IE is conducted on unstructured data by combining several NLP-based techniques such as Named entity recognition (NER), Relation extraction (RE), Event extraction (EE), and salient facts extraction. The analysis can be carried out using these standard methods.
While driving the world in such countless different regards, the financial industry is falling behind in the competition to discard paper. That is on the grounds that banks face a one-of-a-kind test: from in-branch applications for records, credits and different administrations, to checks and month to month explanations, quite a bit of their everyday remaining parts buried in paper and manual cycles.
Adding OCR to process the banking and financial documents may lead to reducing the manual work and operational costs with higher efficiency and accuracy. Here are some of the benefits of using the OCR in financial documents:
It saves you retyping time: The best part about having access to OCR software is that it saves you a lot of retyping time earlier spent in manual data entry. Assume you created a text document of an invoice and it was deleted from your computer as a result of an operating system crash or inadvertent deletion.
Simple document editing: OCR also allows you to edit documents that you have already printed or have in hardcoded PDF format. Even if you have printed them in hard copy, there may be a few papers that demand your attention for editing.
Makes digital searching easier: If you have a tendency of keeping scanned papers or invoices on your computer, you should run them via OCR software first. This will not only allow you to alter the content but will also assist you in making the papers searchable.
Apart from having advantages OCR also has some major limitations like:
• OCR text works efficiently with printed text only and not with handwritten text, so it might lead to inaccuracy which is not desirable in finance.
• OCR solutions are highly efficient for good quality of data but if they are fed improper data then this might lead to inefficiency.
• All the documents have to be checked over carefully after processing and should be manually corrected if differences are found.
• OCR systems are not 100% accurate, there are likely to be some mistakes made during the method of data extraction and data processing.
In today’s dynamic business world, filing and archiving official documents in the digital form makes it handy, and works wonders in the future or in unforeseen circumstances.
The traditional supply chain management approach relies heavily on manual work and is time-consuming, error-prone, and expensive.

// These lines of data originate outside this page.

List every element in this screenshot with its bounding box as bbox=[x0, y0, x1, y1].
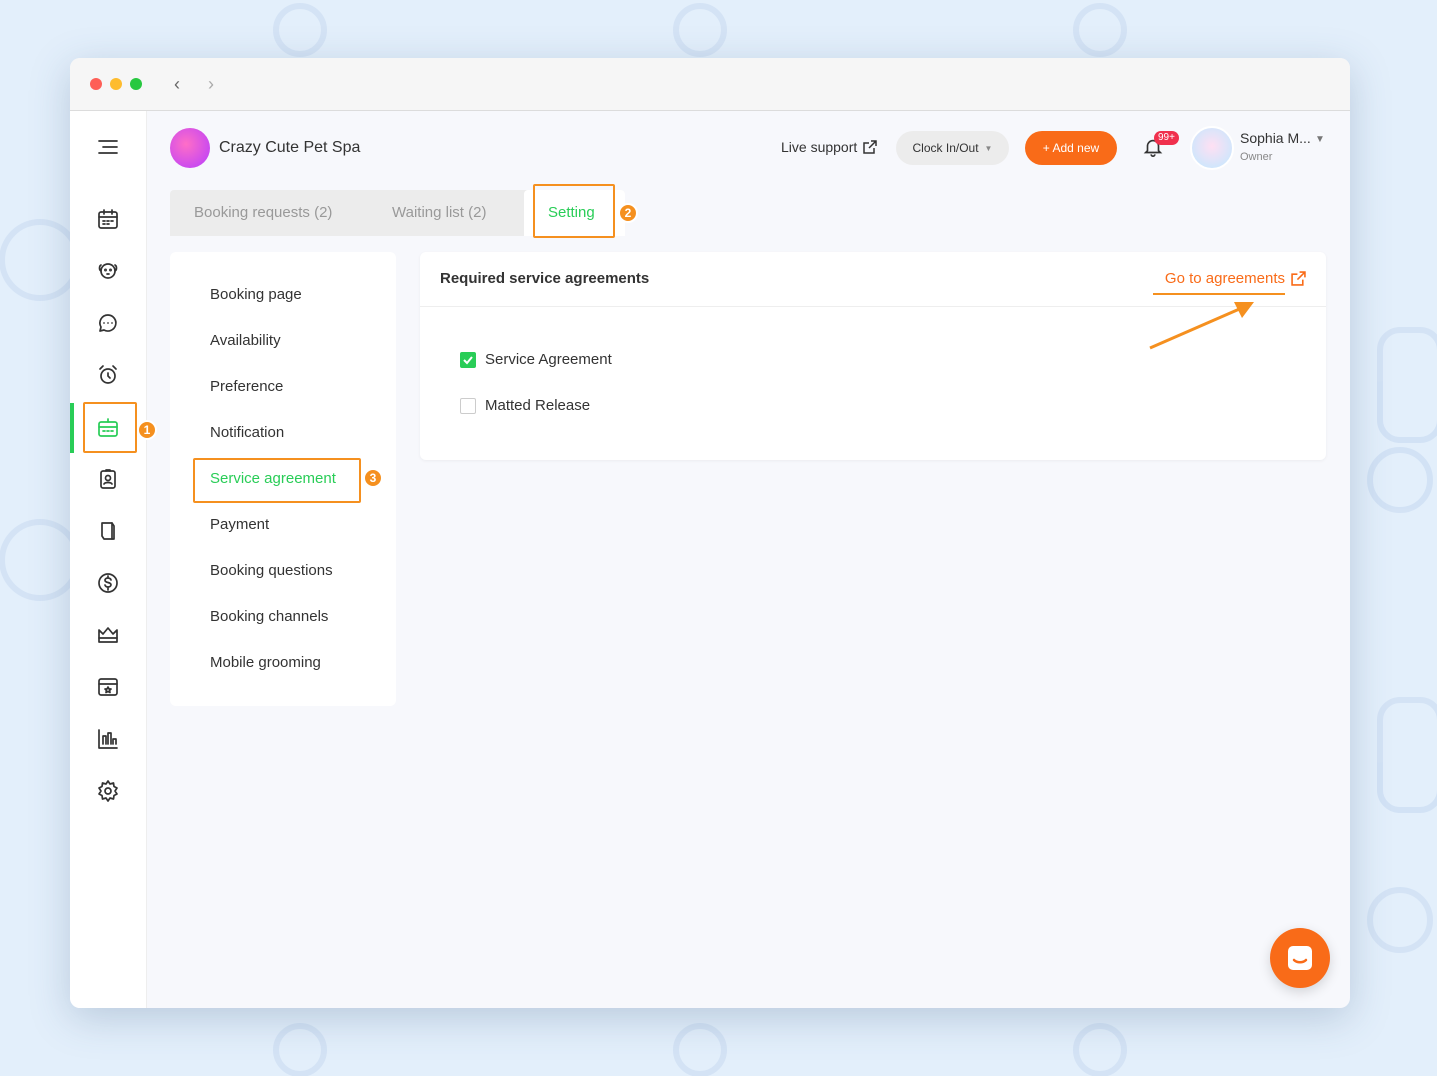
tab-booking-requests[interactable]: Booking requests (2) bbox=[194, 204, 332, 221]
step-badge: 1 bbox=[137, 420, 157, 440]
step-highlight-online-booking bbox=[83, 402, 137, 453]
agreement-label: Service Agreement bbox=[485, 351, 612, 368]
minimize-window-button[interactable] bbox=[110, 78, 122, 90]
reports-icon[interactable] bbox=[90, 721, 126, 757]
step-highlight-setting-tab bbox=[533, 184, 615, 238]
back-icon[interactable]: ‹ bbox=[169, 74, 185, 94]
clock-in-out-button[interactable]: Clock In/Out ▼ bbox=[896, 131, 1009, 165]
reviews-icon[interactable] bbox=[90, 669, 126, 705]
settings-menu-item[interactable]: Notification bbox=[210, 424, 284, 441]
live-support-link[interactable]: Live support bbox=[781, 139, 878, 155]
payment-icon[interactable] bbox=[90, 565, 126, 601]
checkbox-unchecked[interactable] bbox=[460, 397, 476, 414]
sidebar bbox=[70, 111, 147, 1008]
tab-waiting-list[interactable]: Waiting list (2) bbox=[392, 204, 486, 221]
external-link-icon bbox=[1291, 271, 1306, 286]
checkbox-checked[interactable] bbox=[460, 351, 476, 368]
agreement-label: Matted Release bbox=[485, 397, 591, 414]
business-logo[interactable] bbox=[170, 128, 210, 168]
annotation-arrow-icon bbox=[1149, 302, 1254, 350]
settings-menu-item[interactable]: Booking channels bbox=[210, 608, 328, 625]
avatar[interactable] bbox=[1190, 126, 1234, 170]
checkmark-icon bbox=[463, 355, 473, 364]
notification-badge: 99+ bbox=[1154, 131, 1179, 145]
forward-icon[interactable]: › bbox=[203, 74, 219, 94]
agreement-row[interactable]: Matted Release bbox=[460, 397, 590, 414]
user-menu-chevron-icon[interactable]: ▼ bbox=[1315, 134, 1325, 145]
menu-icon[interactable] bbox=[90, 129, 126, 165]
live-support-label: Live support bbox=[781, 139, 858, 155]
calendar-icon[interactable] bbox=[90, 201, 126, 237]
external-link-icon bbox=[863, 140, 878, 154]
settings-menu-item[interactable]: Preference bbox=[210, 378, 283, 395]
close-window-button[interactable] bbox=[90, 78, 102, 90]
clock-in-out-label: Clock In/Out bbox=[912, 141, 979, 155]
messenger-icon bbox=[1288, 946, 1312, 970]
step-badge: 3 bbox=[363, 468, 383, 488]
user-role: Owner bbox=[1240, 151, 1273, 163]
alarm-icon[interactable] bbox=[90, 357, 126, 393]
step-badge: 2 bbox=[618, 203, 638, 223]
settings-menu-item[interactable]: Availability bbox=[210, 332, 281, 349]
settings-menu-item[interactable]: Payment bbox=[210, 516, 269, 533]
retail-icon[interactable] bbox=[90, 513, 126, 549]
membership-icon[interactable] bbox=[90, 617, 126, 653]
sidebar-active-indicator bbox=[70, 403, 74, 453]
go-to-agreements-link[interactable]: Go to agreements bbox=[1165, 270, 1306, 287]
panel-title: Required service agreements bbox=[440, 270, 650, 287]
chat-support-button[interactable] bbox=[1270, 928, 1330, 988]
settings-icon[interactable] bbox=[90, 773, 126, 809]
settings-menu-item[interactable]: Booking page bbox=[210, 286, 302, 303]
add-new-button[interactable]: + Add new bbox=[1025, 131, 1117, 165]
pet-icon[interactable] bbox=[90, 253, 126, 289]
settings-menu-item[interactable]: Booking questions bbox=[210, 562, 333, 579]
go-to-agreements-label: Go to agreements bbox=[1164, 270, 1285, 287]
app-window: ‹ › 1 Crazy Cute Pet Spa Live support Cl… bbox=[70, 58, 1350, 1008]
user-name[interactable]: Sophia M... bbox=[1240, 130, 1311, 146]
step-highlight-service-agreement bbox=[193, 458, 361, 503]
highlight-underline bbox=[1153, 293, 1285, 295]
agreement-row[interactable]: Service Agreement bbox=[460, 351, 612, 368]
maximize-window-button[interactable] bbox=[130, 78, 142, 90]
top-header: Crazy Cute Pet Spa Live support Clock In… bbox=[170, 126, 1326, 170]
browser-titlebar: ‹ › bbox=[70, 58, 1350, 111]
chat-icon[interactable] bbox=[90, 305, 126, 341]
settings-menu-item[interactable]: Mobile grooming bbox=[210, 654, 321, 671]
chevron-down-icon: ▼ bbox=[984, 143, 993, 153]
business-name[interactable]: Crazy Cute Pet Spa bbox=[219, 139, 360, 157]
client-card-icon[interactable] bbox=[90, 461, 126, 497]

As documentation is an important part of the supply chain that consumes considerable efforts of enterprises in the supply chain workflow, it makes sense to automate the process with the help of intelligent document AI software.
Optical Character Recognition (OCR) is the technology to convert an image of text into machine-readable text. It is the underlying technology for various data extraction solutions including Intelligent Document Processing. However, OCR is not smart enough to figure out the context in a document - it works simply by distinguishing text pixels from the background and finding a pattern. This limitation could cause inaccuracy in captured data that could directly impact the output of your data extraction model.
Accounts payable is a key financial function for any business. Corporations can have thousands of suppliers; even for relatively smaller businesses, the number of suppliers could be in hundreds. All the invoices they receive from these suppliers come in multiple formats, layouts, and templates - some semi-structured, some unstructured. Therefore, firms expend time and resources to capture invoice information through manual data entry and verification of accounts payable. Manual data entry is not feasible in the long run, definitely not on a large scale. Before we talk about how intelligent invoicing solves the problems associated with manual invoicing, let’s discuss the challenges in much detail.